Due to their tolerance of cold temperatures, bumblebees can still be found foraging on late-blooming flowers such as New England Asters (Symphyotrichum novae-angliae). Most worker bees collect and carry pollen in a dense mass of elongated and often branched hairs (setae) on their hind legs called a scopa.  Honeybees and bumblebees, however, have pollen baskets, or corbiculae, in which they place and carry pollen back to their hive. Pollen baskets consist of a polished cavity located on the tibia of each of their hind legs which is surrounded by a fringe of hairs. Pollen is pressed on to the pollen basket when it has been collected by the combs and brushes on the inside of the bee’s legs.

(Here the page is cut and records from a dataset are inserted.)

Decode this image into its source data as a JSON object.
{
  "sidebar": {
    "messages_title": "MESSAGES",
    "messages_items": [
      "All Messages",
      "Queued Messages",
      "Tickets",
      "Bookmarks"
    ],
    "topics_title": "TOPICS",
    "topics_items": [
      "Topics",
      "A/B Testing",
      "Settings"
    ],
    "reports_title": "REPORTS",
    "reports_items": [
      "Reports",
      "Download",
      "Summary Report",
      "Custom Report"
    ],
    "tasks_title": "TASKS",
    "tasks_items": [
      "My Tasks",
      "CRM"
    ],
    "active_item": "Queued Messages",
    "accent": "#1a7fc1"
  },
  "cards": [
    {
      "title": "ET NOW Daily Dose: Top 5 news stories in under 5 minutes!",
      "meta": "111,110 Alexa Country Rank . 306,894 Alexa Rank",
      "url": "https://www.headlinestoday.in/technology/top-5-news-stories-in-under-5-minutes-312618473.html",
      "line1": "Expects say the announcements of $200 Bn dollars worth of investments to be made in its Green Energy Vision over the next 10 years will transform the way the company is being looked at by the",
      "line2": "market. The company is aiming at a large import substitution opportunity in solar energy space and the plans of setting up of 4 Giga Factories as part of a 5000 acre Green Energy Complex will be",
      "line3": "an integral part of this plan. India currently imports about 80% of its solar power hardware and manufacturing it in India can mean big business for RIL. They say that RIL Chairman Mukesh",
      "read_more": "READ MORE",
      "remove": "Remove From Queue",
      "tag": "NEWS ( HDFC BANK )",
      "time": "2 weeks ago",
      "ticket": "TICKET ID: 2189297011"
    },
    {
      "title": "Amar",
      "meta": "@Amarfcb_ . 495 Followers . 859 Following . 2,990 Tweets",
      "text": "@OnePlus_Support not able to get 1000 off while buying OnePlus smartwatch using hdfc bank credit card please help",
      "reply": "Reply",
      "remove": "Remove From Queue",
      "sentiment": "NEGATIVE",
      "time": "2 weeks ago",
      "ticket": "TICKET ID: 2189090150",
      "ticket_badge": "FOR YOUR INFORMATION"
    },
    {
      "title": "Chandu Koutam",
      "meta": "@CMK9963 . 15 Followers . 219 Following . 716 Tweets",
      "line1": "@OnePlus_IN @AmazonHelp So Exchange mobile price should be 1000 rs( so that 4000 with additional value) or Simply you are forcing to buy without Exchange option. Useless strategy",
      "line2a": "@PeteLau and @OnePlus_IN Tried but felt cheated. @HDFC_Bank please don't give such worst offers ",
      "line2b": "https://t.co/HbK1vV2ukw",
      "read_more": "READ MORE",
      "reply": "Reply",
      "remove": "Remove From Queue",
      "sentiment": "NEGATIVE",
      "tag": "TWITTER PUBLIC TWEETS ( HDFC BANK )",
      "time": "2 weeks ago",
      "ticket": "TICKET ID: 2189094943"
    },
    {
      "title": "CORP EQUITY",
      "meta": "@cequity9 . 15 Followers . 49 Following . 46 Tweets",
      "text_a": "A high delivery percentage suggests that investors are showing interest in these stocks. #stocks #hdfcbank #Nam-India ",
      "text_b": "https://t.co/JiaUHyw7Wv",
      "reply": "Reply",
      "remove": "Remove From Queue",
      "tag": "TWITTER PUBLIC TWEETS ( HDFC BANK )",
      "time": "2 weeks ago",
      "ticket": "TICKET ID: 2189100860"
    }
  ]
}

The bumblebee moistens the pollen with some nectar to make it sticky and stay in the basket. The pollen is loaded at the bottom of the pollen basket, so the pollen that has been pushed towards the top is from flowers the bumblebee visited earliest on her foraging trip. When a pollen basket is full it can weigh as much as 0.01 gram and contain as much as 1,000,000 pollen grains.

Only queen bumblebees overwinter, and they must start a new colony in the spring.  When the queen first emerges you can tell whether or not she has started a nest by looking at her pollen baskets. If she is carrying pollen then she has found a nest site.